Devant la maison se trouvait une petite cour défendue par une grille de fer, et dont les pavés cimentés ne laissaient paraître ni le plus léger brin d’herbe, ni la moindre mousse.

Cependant, cet air de bon entretien avait quelque chose de sec qui lui ôtait son charme. On voyait bien partout la surveillance attentive du propriétaire qui veut conserver sa chose, mais rien qui annonce qu’on l’aime ou qu’on en jouit. La plupart des volets étaient fermés, la cour restait déserte, et aucun bruit de voix ne se faisait entendre.

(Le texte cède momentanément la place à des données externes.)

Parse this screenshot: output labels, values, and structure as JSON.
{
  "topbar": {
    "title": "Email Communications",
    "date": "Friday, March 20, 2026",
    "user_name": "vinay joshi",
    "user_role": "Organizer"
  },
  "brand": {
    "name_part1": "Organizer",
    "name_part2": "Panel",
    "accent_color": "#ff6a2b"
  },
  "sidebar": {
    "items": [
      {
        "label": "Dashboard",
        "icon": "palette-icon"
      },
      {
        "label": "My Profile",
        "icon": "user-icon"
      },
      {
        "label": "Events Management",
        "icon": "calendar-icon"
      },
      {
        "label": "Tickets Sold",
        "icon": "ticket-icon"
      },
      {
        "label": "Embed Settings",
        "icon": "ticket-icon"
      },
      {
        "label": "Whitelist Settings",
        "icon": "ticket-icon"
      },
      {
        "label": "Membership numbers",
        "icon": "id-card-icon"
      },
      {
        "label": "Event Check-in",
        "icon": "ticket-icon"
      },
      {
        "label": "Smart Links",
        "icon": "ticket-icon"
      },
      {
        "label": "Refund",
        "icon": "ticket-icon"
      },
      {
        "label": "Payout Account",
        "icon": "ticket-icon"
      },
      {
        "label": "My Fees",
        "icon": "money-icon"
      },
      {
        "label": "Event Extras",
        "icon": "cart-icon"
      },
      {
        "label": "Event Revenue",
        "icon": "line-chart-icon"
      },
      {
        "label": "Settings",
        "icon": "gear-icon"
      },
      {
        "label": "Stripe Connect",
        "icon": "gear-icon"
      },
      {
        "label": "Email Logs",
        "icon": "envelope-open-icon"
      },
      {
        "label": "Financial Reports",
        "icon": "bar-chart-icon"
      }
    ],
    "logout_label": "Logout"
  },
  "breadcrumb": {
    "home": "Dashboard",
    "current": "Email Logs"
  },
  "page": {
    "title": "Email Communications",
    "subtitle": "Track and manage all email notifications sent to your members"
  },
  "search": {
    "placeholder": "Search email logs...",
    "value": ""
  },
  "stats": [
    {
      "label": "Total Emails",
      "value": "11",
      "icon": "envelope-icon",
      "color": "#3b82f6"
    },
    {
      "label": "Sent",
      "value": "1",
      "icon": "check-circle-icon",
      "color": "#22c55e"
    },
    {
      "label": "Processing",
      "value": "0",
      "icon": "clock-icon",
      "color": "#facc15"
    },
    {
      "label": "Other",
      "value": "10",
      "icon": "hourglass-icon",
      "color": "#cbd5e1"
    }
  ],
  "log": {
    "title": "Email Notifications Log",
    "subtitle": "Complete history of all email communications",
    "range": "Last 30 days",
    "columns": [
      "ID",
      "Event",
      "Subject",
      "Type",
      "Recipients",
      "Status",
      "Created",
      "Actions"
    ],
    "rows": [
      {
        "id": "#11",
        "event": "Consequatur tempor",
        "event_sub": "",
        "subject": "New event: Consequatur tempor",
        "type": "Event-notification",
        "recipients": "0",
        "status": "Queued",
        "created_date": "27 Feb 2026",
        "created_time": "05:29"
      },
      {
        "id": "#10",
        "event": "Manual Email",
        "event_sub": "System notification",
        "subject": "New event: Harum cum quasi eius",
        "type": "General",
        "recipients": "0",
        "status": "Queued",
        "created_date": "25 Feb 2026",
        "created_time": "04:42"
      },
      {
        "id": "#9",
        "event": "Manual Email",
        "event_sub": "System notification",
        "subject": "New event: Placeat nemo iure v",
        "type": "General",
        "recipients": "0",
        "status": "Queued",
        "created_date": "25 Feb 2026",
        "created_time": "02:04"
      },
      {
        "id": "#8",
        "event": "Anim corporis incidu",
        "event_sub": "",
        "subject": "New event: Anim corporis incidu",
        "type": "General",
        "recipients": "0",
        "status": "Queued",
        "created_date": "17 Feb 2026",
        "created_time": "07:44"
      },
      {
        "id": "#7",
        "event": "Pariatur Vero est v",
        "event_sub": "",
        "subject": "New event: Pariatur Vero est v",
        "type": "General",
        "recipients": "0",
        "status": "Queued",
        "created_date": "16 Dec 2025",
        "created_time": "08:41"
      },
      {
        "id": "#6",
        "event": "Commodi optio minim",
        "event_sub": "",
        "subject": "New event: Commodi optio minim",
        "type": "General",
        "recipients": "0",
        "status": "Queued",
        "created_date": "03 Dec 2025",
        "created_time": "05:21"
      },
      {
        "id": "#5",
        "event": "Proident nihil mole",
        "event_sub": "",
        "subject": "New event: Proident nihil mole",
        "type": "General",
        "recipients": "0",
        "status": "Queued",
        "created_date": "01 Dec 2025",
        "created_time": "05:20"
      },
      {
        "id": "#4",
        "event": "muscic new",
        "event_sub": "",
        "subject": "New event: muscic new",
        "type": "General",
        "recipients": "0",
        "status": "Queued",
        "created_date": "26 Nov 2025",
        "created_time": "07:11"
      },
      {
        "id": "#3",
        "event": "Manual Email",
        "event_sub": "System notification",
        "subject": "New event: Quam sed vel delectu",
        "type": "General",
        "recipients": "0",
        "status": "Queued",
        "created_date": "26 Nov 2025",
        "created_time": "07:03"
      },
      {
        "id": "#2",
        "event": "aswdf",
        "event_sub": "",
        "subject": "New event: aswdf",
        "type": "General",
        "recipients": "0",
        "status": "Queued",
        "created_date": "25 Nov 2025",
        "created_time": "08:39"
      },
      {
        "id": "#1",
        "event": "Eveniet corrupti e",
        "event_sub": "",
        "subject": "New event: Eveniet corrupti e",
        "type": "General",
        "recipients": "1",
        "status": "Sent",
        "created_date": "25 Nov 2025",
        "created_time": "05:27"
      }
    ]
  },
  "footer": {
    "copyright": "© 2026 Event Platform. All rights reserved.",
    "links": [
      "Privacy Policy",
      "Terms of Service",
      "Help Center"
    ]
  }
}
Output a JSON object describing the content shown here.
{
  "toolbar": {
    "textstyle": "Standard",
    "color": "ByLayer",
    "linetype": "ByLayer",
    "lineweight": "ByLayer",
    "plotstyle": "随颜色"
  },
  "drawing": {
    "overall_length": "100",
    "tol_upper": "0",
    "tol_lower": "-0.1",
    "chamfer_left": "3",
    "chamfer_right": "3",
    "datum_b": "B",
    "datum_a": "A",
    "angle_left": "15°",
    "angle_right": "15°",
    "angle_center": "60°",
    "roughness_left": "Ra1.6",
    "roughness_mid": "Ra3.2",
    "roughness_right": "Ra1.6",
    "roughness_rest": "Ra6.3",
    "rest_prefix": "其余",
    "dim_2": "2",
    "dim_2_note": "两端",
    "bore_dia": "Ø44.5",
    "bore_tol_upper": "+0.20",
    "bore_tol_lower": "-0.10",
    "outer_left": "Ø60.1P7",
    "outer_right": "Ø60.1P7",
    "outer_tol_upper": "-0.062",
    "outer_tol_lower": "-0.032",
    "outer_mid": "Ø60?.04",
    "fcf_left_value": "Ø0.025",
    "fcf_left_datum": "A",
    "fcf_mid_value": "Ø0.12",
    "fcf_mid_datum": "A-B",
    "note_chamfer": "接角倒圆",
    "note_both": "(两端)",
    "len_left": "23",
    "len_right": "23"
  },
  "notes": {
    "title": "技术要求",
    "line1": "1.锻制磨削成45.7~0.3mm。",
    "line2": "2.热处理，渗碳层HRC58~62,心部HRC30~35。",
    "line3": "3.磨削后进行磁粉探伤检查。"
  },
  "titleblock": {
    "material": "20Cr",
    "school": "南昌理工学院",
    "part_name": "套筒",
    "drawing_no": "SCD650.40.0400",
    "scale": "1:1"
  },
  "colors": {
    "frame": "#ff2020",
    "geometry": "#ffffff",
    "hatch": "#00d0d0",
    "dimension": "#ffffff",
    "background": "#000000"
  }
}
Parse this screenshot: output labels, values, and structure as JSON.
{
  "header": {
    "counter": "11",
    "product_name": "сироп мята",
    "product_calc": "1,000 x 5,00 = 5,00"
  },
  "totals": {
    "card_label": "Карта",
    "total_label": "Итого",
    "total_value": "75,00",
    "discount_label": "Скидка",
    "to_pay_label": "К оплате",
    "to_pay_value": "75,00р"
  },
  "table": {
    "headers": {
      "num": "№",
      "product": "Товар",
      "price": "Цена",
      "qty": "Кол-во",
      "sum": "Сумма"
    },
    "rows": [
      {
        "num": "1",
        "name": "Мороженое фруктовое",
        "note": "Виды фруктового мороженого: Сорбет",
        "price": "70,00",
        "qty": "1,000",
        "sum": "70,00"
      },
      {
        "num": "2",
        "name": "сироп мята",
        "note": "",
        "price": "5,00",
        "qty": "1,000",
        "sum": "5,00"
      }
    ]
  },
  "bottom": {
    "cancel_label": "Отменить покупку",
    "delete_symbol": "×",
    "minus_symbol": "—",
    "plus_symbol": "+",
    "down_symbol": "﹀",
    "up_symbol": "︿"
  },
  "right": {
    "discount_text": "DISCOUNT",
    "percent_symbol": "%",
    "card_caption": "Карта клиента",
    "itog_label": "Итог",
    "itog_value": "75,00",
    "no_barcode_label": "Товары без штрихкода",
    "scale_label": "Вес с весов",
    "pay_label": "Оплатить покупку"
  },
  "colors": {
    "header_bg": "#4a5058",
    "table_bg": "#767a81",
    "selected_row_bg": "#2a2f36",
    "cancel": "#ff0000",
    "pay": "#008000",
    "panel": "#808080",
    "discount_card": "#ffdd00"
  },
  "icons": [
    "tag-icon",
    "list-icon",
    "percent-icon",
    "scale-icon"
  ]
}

Ce que l’on apercevait du jardin confirmait, en quelque sorte, ce premier aspect. C’étaient des arbres fruitiers sévèrement taillés, des plates-bandes tirées au cordeau et en pleine culture, mais pas un arbuste, pas une fleur, rien de ce qui réjouit l’œil. Tout dans cette demeure semblait soumis à une règle d’arithmétique: évidemment le maître savait compter, mais il n’avait pas de goût!

Cette sévérité calculée donnait au pavillon du docteur, malgré son élégance relative, une apparence plus triste encore que celle des Motteux. A la ferme du moins, la création se montrait par instants au milieu des dégradations et du désordre; le lierre tapissait les murs en ruines, les gramens germaient autour de l’aire, et quelques fleurettes s’épanouissaient sur la toiture de chaume. Puis il y avait le bruit, le mouvement; c’était la vie en désordre, mais enfin la vie! Ici, c’était la mort régulièrement administrée, mais toujours la mort!

Honorine, que la fatigue avait forcée de s’arrêter à une centaine de pas du manoir, fut saisie, dès le premier coup d’œil de cet aspect morne, et demanda si c’était le logis du docteur.

—Ah! t’es pressée d’arriver? dit la mère Louis ironiquement. Oui, c’est la maison du mière; y la soigne plus que son âme; tu vas voir ça en dedans. Ah! dame, y a pas de varivara (désordre) chez lui; c’est l’autel avant la grand’messe. Voyons, encore un coup de jarret, Madame de Paris, nous voilà rendues.

Honorine fit un dernier effort et reprit le panier.

—Y a pas beaucoup de logement au manoir, reprit la fermière, mais aussi y sont que trois; M. Vorel, le grand’jodane et la Sureau. Une fière servante, la Sureau! Y en a pas une pareille dans le pays. Mais le mière a toujours eu, comme ça, de la chance.

—Sauf pour son fils, à ce qu’il me semble, fit observer Honorine.

—De quoi! son fils? reprit l’ancienne meunière, parce qu’il est de la famille de M. Matignon[A]? Voilà le mière bien à plaindre! Il restera toujours tuteur, donc, et c’est autant de gagné. Ah! y serait bien fâché si les sorciers du pays pouvaient redonner de l’esprit au grand’jodane. Ton oncle, vois-tu, c’est un grec (avare) dans le cœur; il a toujours faim de ce qui se garde.